Chowdhury was born in south India and then moved to Brooklyn, NY by way of Massachusetts. While Pishimoni and Pishe’s world in Calcutta may be familiar to him, it isn’t his to claim. That he doesn’t is probably the biggest strength of the play. His gaze isn’t anthropological and neither is he making judgements. Much like Choton, playwright Chowdhury knows his limitations when looking into a world like Calcutta. He knows he is an outsider who doesn’t know everything; so he witnesses and works extremely hard to present things just the way he sees them, paying attention to the smallest details, substituting gaps in his knowledge and world view with intensive research. He handles the script and the people in it with care, without compromising on anyone’s dignity. Even when the play is contained within the interiority of this one Calcutta home, the outside world is always present, through the distant howling of street dogs (Sound design by Tei Blow) and the calls of street vendors trying to make an early morning sale, as they walk the streets of the city with their wares.

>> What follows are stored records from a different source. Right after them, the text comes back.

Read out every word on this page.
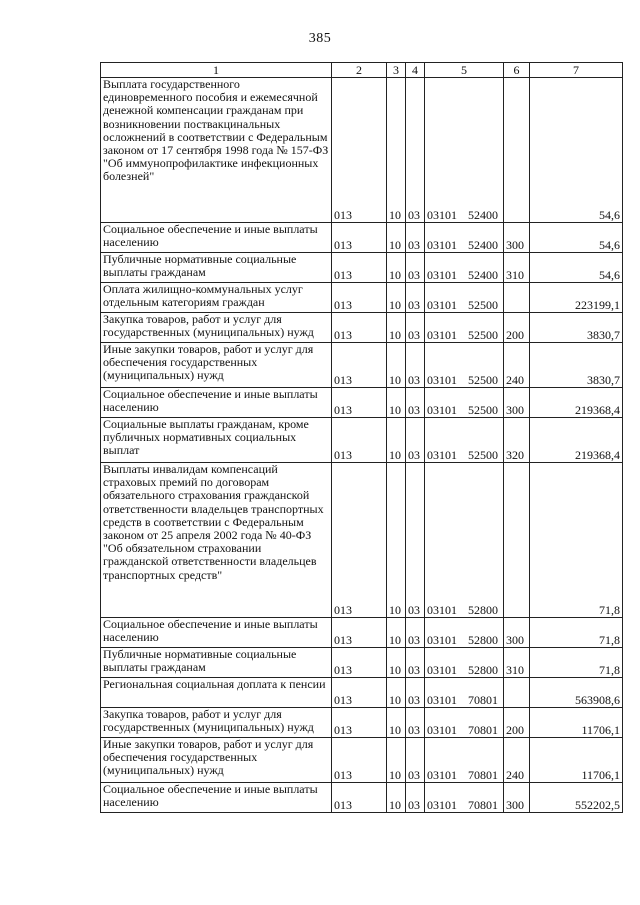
385
1	2	3	4	5	6	7
Выплата государственного единовременного пособия и ежемесячной денежной компенсации гражданам при возникновении поствакцинальных осложнений в соответствии с Федеральным законом от 17 сентября 1998 года № 157-ФЗ "Об иммунопрофилактике инфекционных болезней"	013	10	03	03101 52400		54,6
Социальное обеспечение и иные выплаты населению	013	10	03	03101 52400	300	54,6
Публичные нормативные социальные выплаты гражданам	013	10	03	03101 52400	310	54,6
Оплата жилищно-коммунальных услуг отдельным категориям граждан	013	10	03	03101 52500		223199,1
Закупка товаров, работ и услуг для государственных (муниципальных) нужд	013	10	03	03101 52500	200	3830,7
Иные закупки товаров, работ и услуг для обеспечения государственных (муниципальных) нужд	013	10	03	03101 52500	240	3830,7
Социальное обеспечение и иные выплаты населению	013	10	03	03101 52500	300	219368,4
Социальные выплаты гражданам, кроме публичных нормативных социальных выплат	013	10	03	03101 52500	320	219368,4
Выплаты инвалидам компенсаций страховых премий по договорам обязательного страхования гражданской ответственности владельцев транспортных средств в соответствии с Федеральным законом от 25 апреля 2002 года № 40-ФЗ "Об обязательном страховании гражданской ответственности владельцев транспортных средств"	013	10	03	03101 52800		71,8
Социальное обеспечение и иные выплаты населению	013	10	03	03101 52800	300	71,8
Публичные нормативные социальные выплаты гражданам	013	10	03	03101 52800	310	71,8
Региональная социальная доплата к пенсии	013	10	03	03101 70801		563908,6
Закупка товаров, работ и услуг для государственных (муниципальных) нужд	013	10	03	03101 70801	200	11706,1
Иные закупки товаров, работ и услуг для обеспечения государственных (муниципальных) нужд	013	10	03	03101 70801	240	11706,1
Социальное обеспечение и иные выплаты населению	013	10	03	03101 70801	300	552202,5
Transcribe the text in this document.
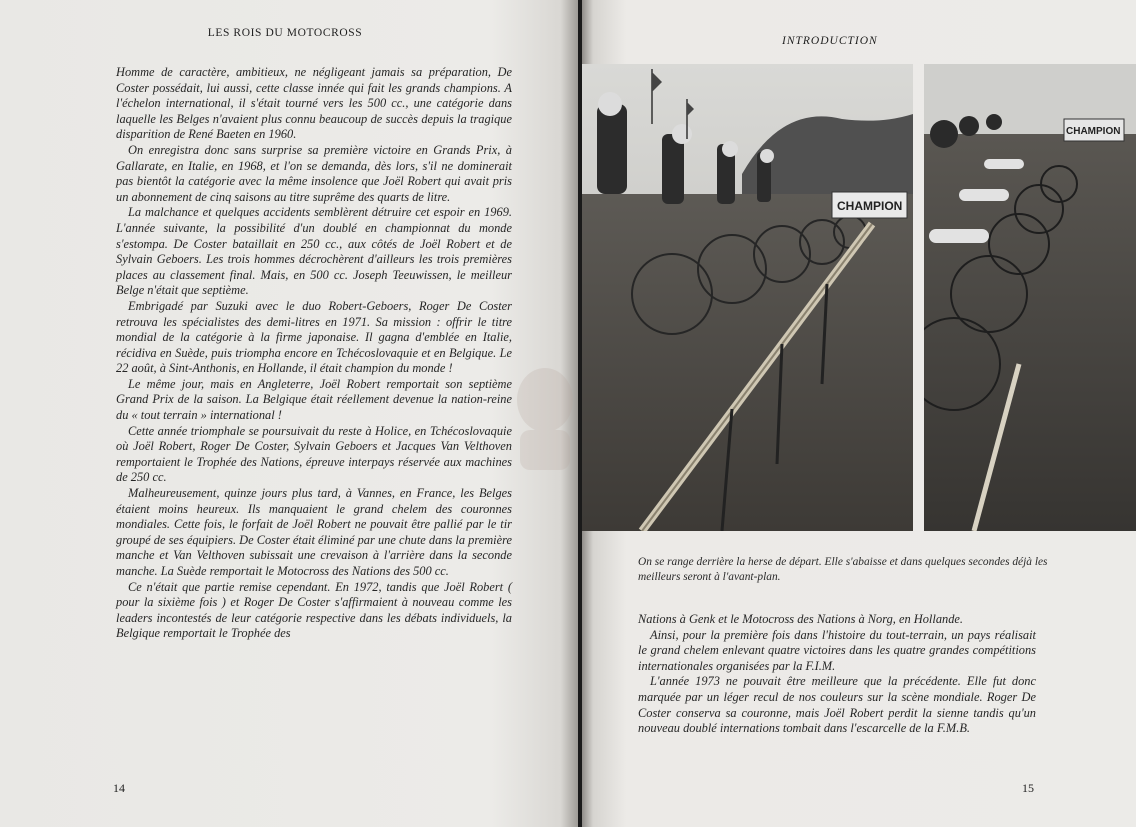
LES ROIS DU MOTOCROSS

Homme de caractère, ambitieux, ne négligeant jamais sa préparation, De Coster possédait, lui aussi, cette classe innée qui fait les grands champions. A l'échelon international, il s'était tourné vers les 500 cc., une catégorie dans laquelle les Belges n'avaient plus connu beaucoup de succès depuis la tragique disparition de René Baeten en 1960.

On enregistra donc sans surprise sa première victoire en Grands Prix, à Gallarate, en Italie, en 1968, et l'on se demanda, dès lors, s'il ne dominerait pas bientôt la catégorie avec la même insolence que Joël Robert qui avait pris un abonnement de cinq saisons au titre suprême des quarts de litre.

La malchance et quelques accidents semblèrent détruire cet espoir en 1969. L'année suivante, la possibilité d'un doublé en championnat du monde s'estompa. De Coster bataillait en 250 cc., aux côtés de Joël Robert et de Sylvain Geboers. Les trois hommes décrochèrent d'ailleurs les trois premières places au classement final. Mais, en 500 cc. Joseph Teeuwissen, le meilleur Belge n'était que septième.

Embrigadé par Suzuki avec le duo Robert-Geboers, Roger De Coster retrouva les spécialistes des demi-litres en 1971. Sa mission : offrir le titre mondial de la catégorie à la firme japonaise. Il gagna d'emblée en Italie, récidiva en Suède, puis triompha encore en Tchécoslovaquie et en Belgique. Le 22 août, à Sint-Anthonis, en Hollande, il était champion du monde !

Le même jour, mais en Angleterre, Joël Robert remportait son septième Grand Prix de la saison. La Belgique était réellement devenue la nation-reine du « tout terrain » international !

Cette année triomphale se poursuivait du reste à Holice, en Tchécoslovaquie où Joël Robert, Roger De Coster, Sylvain Geboers et Jacques Van Velthoven remportaient le Trophée des Nations, épreuve interpays réservée aux machines de 250 cc.

Malheureusement, quinze jours plus tard, à Vannes, en France, les Belges étaient moins heureux. Ils manquaient le grand chelem des couronnes mondiales. Cette fois, le forfait de Joël Robert ne pouvait être pallié par le tir groupé de ses équipiers. De Coster était éliminé par une chute dans la première manche et Van Velthoven subissait une crevaison à l'arrière dans la seconde manche. La Suède remportait le Motocross des Nations des 500 cc.

Ce n'était que partie remise cependant. En 1972, tandis que Joël Robert ( pour la sixième fois ) et Roger De Coster s'affirmaient à nouveau comme les leaders incontestés de leur catégorie respective dans les débats individuels, la Belgique remportait le Trophée des

14
INTRODUCTION
CHAMPION
CHAMPION
On se range derrière la herse de départ. Elle s'abaisse et dans quelques secondes déjà les meilleurs seront à l'avant-plan.

Nations à Genk et le Motocross des Nations à Norg, en Hollande.

Ainsi, pour la première fois dans l'histoire du tout-terrain, un pays réalisait le grand chelem enlevant quatre victoires dans les quatre grandes compétitions internationales organisées par la F.I.M.

L'année 1973 ne pouvait être meilleure que la précédente. Elle fut donc marquée par un léger recul de nos couleurs sur la scène mondiale. Roger De Coster conserva sa couronne, mais Joël Robert perdit la sienne tandis qu'un nouveau doublé internations tombait dans l'escarcelle de la F.M.B.

15
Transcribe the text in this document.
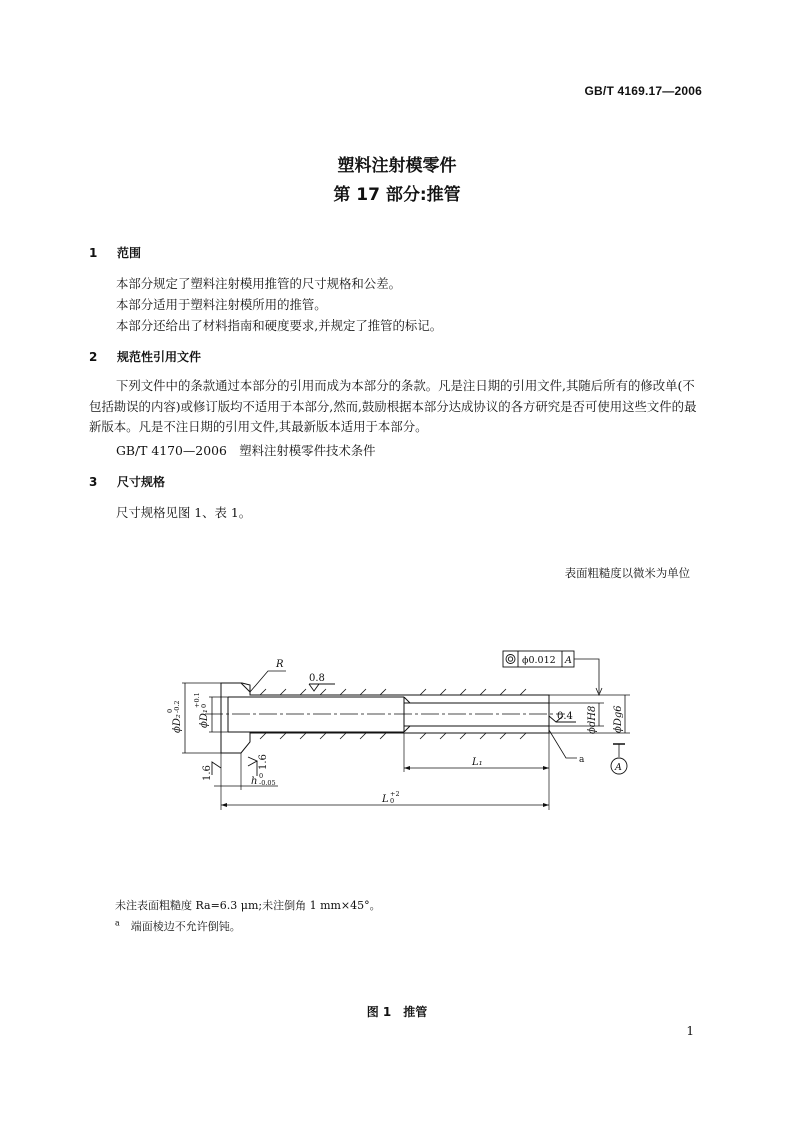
GB/T 4169.17—2006
塑料注射模零件
第 17 部分:推管
1 范围
本部分规定了塑料注射模用推管的尺寸规格和公差。
本部分适用于塑料注射模所用的推管。
本部分还给出了材料指南和硬度要求,并规定了推管的标记。
2 规范性引用文件
下列文件中的条款通过本部分的引用而成为本部分的条款。凡是注日期的引用文件,其随后所有的修改单(不包括勘误的内容)或修订版均不适用于本部分,然而,鼓励根据本部分达成协议的各方研究是否可使用这些文件的最新版本。凡是不注日期的引用文件,其最新版本适用于本部分。
GB/T 4170—2006　塑料注射模零件技术条件
3 尺寸规格
尺寸规格见图 1、表 1。
表面粗糙度以微米为单位
R
0.8
0.4
ϕ0.012 A
A
a
L₁
L +2
0
h 0
-0.05
ϕD₂
0 -0.2
ϕD₁
+0.1 0	ϕdH8 ϕDg6
1.6
1.6
未注表面粗糙度 Ra=6.3 μm;未注倒角 1 mm×45°。
$^a$　 端面棱边不允许倒钝。
图 1　推管
1
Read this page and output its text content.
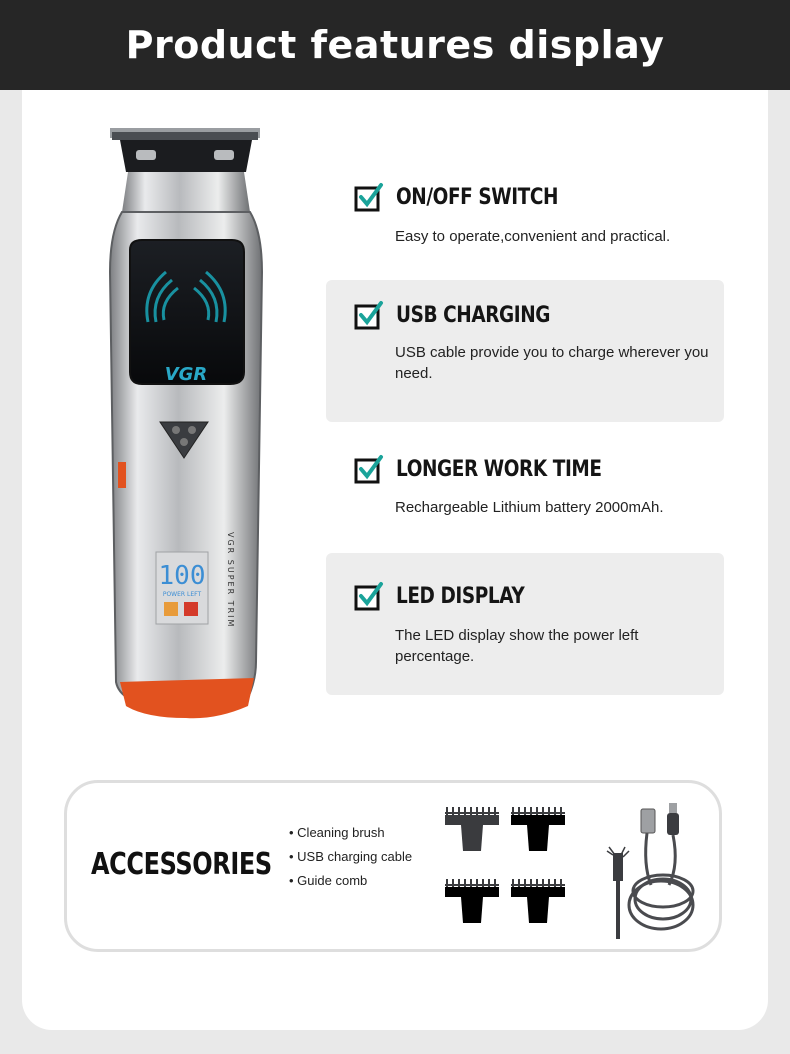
Product features display
VGR
100
POWER LEFT	VGR SUPER TRIM
ON/OFF SWITCH
Easy to operate,convenient and practical.
USB CHARGING
USB cable provide you to charge wherever you need.
LONGER WORK TIME
Rechargeable Lithium battery 2000mAh.
LED DISPLAY
The LED display show the power left percentage.
ACCESSORIES
• Cleaning brush
• USB charging cable
• Guide comb
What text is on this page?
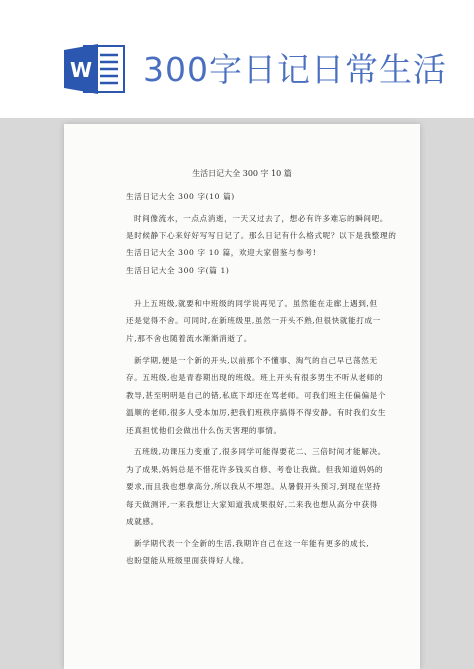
W 300字日记日常生活
生活日记大全 300 字 10 篇
生活日记大全 300 字(10 篇)
时间像流水，一点点消逝，一天又过去了，想必有许多难忘的瞬间吧。
是时候静下心来好好写写日记了。那么日记有什么格式呢？以下是我整理的
生活日记大全 300 字 10 篇，欢迎大家借鉴与参考!
生活日记大全 300 字(篇 1)
升上五班级,就要和中班级的同学说再见了。虽然能在走廊上遇到,但
还是觉得不舍。可同时,在新班级里,虽然一开头不熟,但很快就能打成一
片,那不舍也随着流水渐渐消逝了。
新学期,便是一个新的开头,以前那个不懂事、淘气的自己早已荡然无
存。五班级,也是青春期出现的班级。班上开头有很多男生不听从老师的
教导,甚至明明是自己的错,私底下却还在骂老师。可我们班主任偏偏是个
温顺的老师,很多人受本加厉,把我们班秩序搞得不得安静。有时我们女生
还真担忧他们会做出什么伤天害理的事情。
五班级,功课压力变重了,很多同学可能得要花二、三倍时间才能解决。
为了成果,妈妈总是不惜花许多钱买自修、考卷让我做。但我知道妈妈的
要求,而且我也想拿高分,所以我从不埋怨。从暑假开头预习,到现在坚持
每天做测评,一来我想让大家知道我成果很好,二来我也想从高分中获得
成就感。
新学期代表一个全新的生活,我期许自己在这一年能有更多的成长,
也盼望能从班级里面获得好人缘。
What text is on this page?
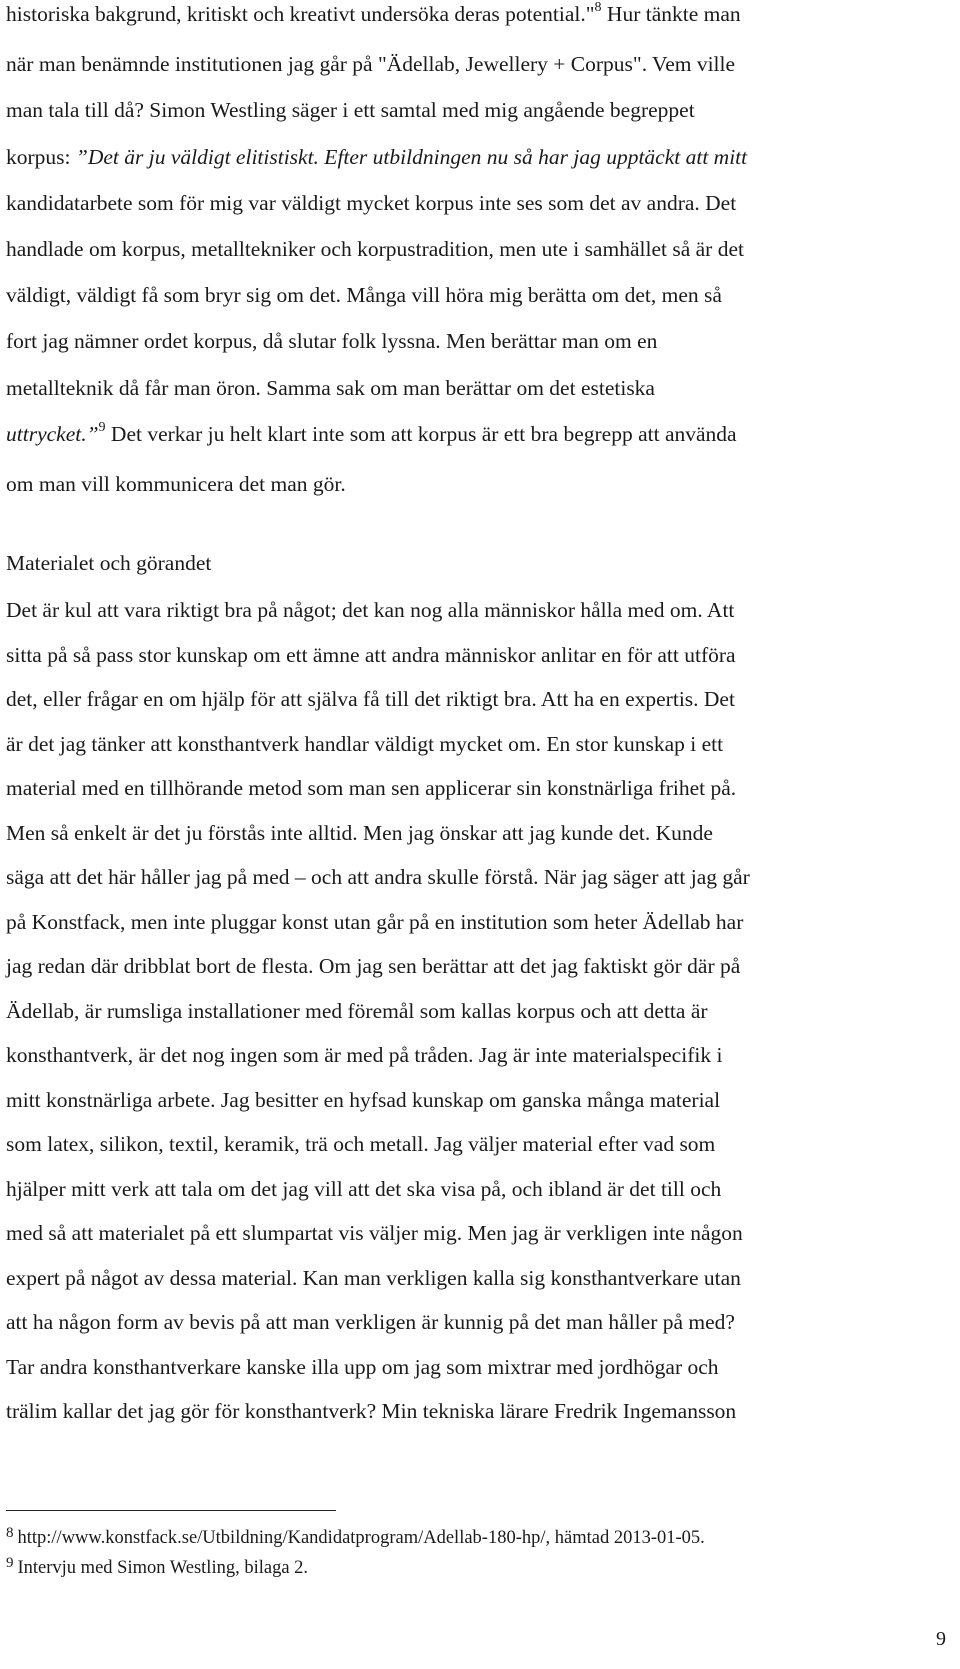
historiska bakgrund, kritiskt och kreativt undersöka deras potential."$^8$ Hur tänkte man
när man benämnde institutionen jag går på "Ädellab, Jewellery + Corpus". Vem ville
man tala till då? Simon Westling säger i ett samtal med mig angående begreppet
korpus: ”Det är ju väldigt elitistiskt. Efter utbildningen nu så har jag upptäckt att mitt
kandidatarbete som för mig var väldigt mycket korpus inte ses som det av andra. Det
handlade om korpus, metalltekniker och korpustradition, men ute i samhället så är det
väldigt, väldigt få som bryr sig om det. Många vill höra mig berätta om det, men så
fort jag nämner ordet korpus, då slutar folk lyssna. Men berättar man om en
metallteknik då får man öron. Samma sak om man berättar om det estetiska
uttrycket.”$^9$ Det verkar ju helt klart inte som att korpus är ett bra begrepp att använda
om man vill kommunicera det man gör.

Materialet och görandet

Det är kul att vara riktigt bra på något; det kan nog alla människor hålla med om. Att
sitta på så pass stor kunskap om ett ämne att andra människor anlitar en för att utföra
det, eller frågar en om hjälp för att själva få till det riktigt bra. Att ha en expertis. Det
är det jag tänker att konsthantverk handlar väldigt mycket om. En stor kunskap i ett
material med en tillhörande metod som man sen applicerar sin konstnärliga frihet på.
Men så enkelt är det ju förstås inte alltid. Men jag önskar att jag kunde det. Kunde
säga att det här håller jag på med – och att andra skulle förstå. När jag säger att jag går
på Konstfack, men inte pluggar konst utan går på en institution som heter Ädellab har
jag redan där dribblat bort de flesta. Om jag sen berättar att det jag faktiskt gör där på
Ädellab, är rumsliga installationer med föremål som kallas korpus och att detta är
konsthantverk, är det nog ingen som är med på tråden. Jag är inte materialspecifik i
mitt konstnärliga arbete. Jag besitter en hyfsad kunskap om ganska många material
som latex, silikon, textil, keramik, trä och metall. Jag väljer material efter vad som
hjälper mitt verk att tala om det jag vill att det ska visa på, och ibland är det till och
med så att materialet på ett slumpartat vis väljer mig. Men jag är verkligen inte någon
expert på något av dessa material. Kan man verkligen kalla sig konsthantverkare utan
att ha någon form av bevis på att man verkligen är kunnig på det man håller på med?
Tar andra konsthantverkare kanske illa upp om jag som mixtrar med jordhögar och
trälim kallar det jag gör för konsthantverk? Min tekniska lärare Fredrik Ingemansson

$^8$ http://www.konstfack.se/Utbildning/Kandidatprogram/Adellab-180-hp/, hämtad 2013-01-05.

$^9$ Intervju med Simon Westling, bilaga 2.

9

This duty of care is something that gets extended through the bilinguality of the play, as well. In plays that straddle such disparate worlds and languages, it is common to see one gain prominence over the other. But Public Obscenities strives to include everyone in the audience — irrespective of whether they speak Bangla or English or both — as it enters the inner world of the characters. For the first time in my life, I felt like a play was being performed for me and the people who form my inner world. I wasn’t paying a lot of attention to whether the play “works” for someone who doesn’t speak Bangla but the laughs and sighs in the diverse audience would have me believe that it does. The actors often repeat themselves in English when they say something in Bangla, and the set makes efficient use of the living room’s TV screen to subtitle a large chunk of the dialog in a very seamless and unobtrusive way.
The idea of image making, record making, and eventually memory and archive making, forms the spine of Public Obscenities. In watching it, as an Indian Bengali immigrant whose family hails from present-day Bangladesh, the play creates an archive of memories that have never seemed important to me in the larger scheme of things. Beyond its very important commentary on the caste and gender politics within middle-class Bengali society, it tells me that my childhood and the memories it has birthed is worth creating art with, in their truest form, without the need to embellish them to fit a critical high brow idea of theater, and without the fetishizing and objectification/othering that most diasporic artists slip into when talking of our pasts.